La remise en question du statu quo. De nombreux patients hésitent à cesser la prise de ces médicaments en raison de mauvaises expériences passées liées à l’essai de stratégies de rechange, par exemple éviter les écrans électroniques ou l’alcool avant de se coucher ou installer des dispositifs pour assombrir la chambre. Je demande aux patients pour qui ces stratégies n’ont pas fonctionné de décrire de manière détaillée leurs habitudes de sommeil et nous trouvons souvent plusieurs solutions potentielles.

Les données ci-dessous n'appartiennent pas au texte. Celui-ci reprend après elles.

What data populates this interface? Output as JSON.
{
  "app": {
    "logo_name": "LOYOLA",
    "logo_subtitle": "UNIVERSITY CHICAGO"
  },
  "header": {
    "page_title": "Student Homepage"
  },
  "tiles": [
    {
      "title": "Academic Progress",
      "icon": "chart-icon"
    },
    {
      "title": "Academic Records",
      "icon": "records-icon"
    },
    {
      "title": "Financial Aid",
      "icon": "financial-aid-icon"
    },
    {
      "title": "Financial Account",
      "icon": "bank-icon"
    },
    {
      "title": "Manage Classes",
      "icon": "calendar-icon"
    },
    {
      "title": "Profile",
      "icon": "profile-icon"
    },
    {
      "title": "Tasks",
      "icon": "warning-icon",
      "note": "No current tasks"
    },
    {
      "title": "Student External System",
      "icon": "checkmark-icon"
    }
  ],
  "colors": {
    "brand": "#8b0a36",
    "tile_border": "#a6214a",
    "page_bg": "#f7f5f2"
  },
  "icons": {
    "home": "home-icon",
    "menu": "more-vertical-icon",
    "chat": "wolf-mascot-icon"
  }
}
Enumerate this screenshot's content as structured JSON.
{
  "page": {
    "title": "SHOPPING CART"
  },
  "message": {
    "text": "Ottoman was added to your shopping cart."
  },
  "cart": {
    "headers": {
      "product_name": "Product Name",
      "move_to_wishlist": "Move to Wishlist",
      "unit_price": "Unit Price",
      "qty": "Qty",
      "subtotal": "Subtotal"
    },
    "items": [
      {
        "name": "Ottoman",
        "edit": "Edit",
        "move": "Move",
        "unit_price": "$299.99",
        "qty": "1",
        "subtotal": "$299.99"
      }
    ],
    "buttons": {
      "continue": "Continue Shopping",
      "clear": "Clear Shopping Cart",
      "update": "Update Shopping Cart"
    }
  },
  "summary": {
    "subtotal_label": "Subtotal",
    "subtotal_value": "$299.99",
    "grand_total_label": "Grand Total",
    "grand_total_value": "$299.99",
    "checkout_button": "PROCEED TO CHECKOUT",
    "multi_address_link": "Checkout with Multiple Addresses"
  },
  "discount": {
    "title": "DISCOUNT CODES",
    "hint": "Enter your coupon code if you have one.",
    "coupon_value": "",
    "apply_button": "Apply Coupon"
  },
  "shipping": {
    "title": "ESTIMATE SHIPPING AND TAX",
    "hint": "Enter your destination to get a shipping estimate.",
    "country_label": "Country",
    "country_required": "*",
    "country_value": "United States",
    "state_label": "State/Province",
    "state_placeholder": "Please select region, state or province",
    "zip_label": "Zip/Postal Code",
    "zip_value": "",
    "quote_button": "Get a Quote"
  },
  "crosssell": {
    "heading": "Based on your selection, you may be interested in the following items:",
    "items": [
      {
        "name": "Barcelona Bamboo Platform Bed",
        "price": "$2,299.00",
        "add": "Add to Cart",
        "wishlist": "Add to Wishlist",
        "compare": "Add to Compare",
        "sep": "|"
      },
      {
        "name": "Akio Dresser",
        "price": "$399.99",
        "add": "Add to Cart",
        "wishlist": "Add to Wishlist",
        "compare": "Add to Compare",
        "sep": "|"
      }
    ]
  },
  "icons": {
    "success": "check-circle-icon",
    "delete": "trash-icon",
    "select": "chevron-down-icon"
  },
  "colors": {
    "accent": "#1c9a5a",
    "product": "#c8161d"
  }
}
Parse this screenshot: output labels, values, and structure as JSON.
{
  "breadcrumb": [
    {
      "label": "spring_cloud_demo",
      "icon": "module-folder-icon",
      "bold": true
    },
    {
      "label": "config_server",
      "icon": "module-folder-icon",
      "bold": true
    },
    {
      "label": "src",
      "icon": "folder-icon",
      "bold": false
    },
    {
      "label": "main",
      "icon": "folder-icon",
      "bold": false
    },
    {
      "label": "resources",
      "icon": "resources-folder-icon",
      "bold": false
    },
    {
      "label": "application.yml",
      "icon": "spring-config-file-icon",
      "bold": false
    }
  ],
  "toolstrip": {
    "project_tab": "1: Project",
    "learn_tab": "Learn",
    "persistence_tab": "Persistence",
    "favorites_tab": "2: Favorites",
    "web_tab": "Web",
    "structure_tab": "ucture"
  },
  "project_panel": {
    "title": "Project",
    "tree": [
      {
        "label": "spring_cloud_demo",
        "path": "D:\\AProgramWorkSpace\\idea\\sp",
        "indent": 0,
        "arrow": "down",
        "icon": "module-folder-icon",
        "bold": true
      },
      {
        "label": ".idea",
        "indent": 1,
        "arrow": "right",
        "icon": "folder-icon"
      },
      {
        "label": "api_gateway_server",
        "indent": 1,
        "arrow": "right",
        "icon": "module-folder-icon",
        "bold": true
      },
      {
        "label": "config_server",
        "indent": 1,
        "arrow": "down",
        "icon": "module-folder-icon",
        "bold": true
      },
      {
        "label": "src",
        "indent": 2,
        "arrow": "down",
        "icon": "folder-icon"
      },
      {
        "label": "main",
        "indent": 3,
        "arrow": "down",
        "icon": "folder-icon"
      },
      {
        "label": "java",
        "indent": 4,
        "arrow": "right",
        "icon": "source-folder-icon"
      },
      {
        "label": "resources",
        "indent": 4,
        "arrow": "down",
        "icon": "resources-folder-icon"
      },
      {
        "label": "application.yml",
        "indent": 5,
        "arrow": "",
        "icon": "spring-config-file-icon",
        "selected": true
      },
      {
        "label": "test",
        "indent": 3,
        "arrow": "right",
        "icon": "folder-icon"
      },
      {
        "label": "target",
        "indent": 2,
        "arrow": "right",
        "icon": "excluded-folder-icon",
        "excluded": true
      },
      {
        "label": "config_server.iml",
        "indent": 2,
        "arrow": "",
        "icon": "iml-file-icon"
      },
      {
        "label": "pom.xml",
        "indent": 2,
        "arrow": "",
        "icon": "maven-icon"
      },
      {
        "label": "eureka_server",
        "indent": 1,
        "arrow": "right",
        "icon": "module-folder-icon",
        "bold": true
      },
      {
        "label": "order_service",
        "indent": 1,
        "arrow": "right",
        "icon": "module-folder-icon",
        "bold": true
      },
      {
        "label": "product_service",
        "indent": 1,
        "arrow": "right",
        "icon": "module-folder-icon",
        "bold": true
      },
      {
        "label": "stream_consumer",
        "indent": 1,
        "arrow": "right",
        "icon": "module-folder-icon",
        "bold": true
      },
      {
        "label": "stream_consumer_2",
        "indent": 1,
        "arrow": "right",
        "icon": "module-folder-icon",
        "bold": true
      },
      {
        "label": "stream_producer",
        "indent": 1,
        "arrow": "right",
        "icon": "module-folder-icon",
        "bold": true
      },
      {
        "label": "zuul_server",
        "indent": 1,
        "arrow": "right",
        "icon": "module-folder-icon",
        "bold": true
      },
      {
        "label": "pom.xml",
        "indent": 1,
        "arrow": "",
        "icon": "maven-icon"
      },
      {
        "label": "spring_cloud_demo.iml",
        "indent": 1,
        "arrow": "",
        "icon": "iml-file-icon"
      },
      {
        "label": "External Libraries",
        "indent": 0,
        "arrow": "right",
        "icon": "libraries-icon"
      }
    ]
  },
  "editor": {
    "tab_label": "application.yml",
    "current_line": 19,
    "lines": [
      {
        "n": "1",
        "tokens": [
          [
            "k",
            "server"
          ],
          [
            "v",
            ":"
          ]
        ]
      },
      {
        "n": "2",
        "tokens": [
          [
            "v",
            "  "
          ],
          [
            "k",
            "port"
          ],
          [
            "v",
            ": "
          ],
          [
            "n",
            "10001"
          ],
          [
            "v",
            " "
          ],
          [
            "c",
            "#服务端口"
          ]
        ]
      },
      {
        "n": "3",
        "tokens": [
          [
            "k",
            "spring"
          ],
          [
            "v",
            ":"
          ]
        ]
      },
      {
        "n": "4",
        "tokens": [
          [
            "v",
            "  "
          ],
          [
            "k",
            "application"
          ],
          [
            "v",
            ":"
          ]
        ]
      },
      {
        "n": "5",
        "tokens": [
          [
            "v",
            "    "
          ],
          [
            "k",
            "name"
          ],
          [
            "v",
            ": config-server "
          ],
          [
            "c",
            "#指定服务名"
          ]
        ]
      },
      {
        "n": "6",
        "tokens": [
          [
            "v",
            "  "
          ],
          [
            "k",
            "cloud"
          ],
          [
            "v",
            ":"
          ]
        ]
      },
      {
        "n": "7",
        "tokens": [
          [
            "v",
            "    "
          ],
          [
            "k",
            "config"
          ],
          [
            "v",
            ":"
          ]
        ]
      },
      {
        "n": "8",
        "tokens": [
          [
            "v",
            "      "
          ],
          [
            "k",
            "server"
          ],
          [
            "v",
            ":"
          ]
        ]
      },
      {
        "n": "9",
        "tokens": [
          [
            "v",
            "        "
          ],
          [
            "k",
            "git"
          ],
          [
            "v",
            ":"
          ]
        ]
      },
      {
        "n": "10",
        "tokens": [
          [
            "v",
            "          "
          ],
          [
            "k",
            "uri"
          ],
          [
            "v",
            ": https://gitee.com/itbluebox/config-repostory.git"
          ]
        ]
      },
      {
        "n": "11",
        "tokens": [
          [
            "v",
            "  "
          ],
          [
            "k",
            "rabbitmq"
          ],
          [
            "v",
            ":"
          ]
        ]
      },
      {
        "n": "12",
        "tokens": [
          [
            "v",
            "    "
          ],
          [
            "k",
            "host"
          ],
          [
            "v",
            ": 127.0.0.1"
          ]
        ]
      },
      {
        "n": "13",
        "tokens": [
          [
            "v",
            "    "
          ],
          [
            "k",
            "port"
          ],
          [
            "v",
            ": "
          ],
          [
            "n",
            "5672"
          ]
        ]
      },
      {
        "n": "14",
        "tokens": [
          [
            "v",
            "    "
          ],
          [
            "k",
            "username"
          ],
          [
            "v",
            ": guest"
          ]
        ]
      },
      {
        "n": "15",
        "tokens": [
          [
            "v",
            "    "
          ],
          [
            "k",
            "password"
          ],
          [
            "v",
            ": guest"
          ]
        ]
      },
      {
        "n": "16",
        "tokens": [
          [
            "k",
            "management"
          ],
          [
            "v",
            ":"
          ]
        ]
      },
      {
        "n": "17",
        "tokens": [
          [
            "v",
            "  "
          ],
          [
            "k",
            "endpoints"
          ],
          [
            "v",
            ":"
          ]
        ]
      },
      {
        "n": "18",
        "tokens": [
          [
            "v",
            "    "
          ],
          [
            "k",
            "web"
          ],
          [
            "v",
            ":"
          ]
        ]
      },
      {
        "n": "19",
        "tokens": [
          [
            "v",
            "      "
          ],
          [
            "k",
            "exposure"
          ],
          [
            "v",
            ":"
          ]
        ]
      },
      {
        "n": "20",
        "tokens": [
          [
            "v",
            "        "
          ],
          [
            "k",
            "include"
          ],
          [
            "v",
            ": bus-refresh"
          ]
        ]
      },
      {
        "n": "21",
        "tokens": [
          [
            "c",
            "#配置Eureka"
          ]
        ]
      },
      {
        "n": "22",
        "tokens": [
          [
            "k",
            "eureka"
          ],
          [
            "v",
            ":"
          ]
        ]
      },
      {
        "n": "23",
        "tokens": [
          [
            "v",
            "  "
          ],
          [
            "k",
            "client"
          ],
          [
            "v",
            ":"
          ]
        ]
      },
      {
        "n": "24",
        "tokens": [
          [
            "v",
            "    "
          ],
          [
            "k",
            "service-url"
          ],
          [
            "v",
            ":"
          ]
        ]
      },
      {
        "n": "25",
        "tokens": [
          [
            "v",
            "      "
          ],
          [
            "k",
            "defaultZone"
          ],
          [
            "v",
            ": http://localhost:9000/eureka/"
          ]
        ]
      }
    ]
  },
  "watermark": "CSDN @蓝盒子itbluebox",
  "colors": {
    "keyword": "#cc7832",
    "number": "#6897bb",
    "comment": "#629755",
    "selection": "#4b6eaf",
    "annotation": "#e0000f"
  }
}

Quels sont les éléments clés qui font en sorte qu’un échange avec un patient est concluant?

Je crois que les échanges les plus réussis sont ceux où les patients sentent qu’ils ont le contrôle sur la réduction progressive de leurs médicaments, que ce sont eux qui prennent les décisions. Je vais à leur rythme. C’est un travail difficile qui ne se règle pas en une seule consultation. Je veux aussi que mes patients sachent que je me soucie de leur sommeil et que je veux les aider à mieux dormir. C’est un long processus et je les félicite de faire un essai, puisque chaque fois que nous réduisons leur dose de benzodiazépine, nous réduisons aussi le risque d’effets nocifs.

 

Cet article est d’abord paru en anglais dans la revue Canadian Family Physician. Cette entrevue a été préparée par le Dr Aaron Jattan, du Département de médecine familiale de l’Université du Manitoba, pour Choisir avec soin.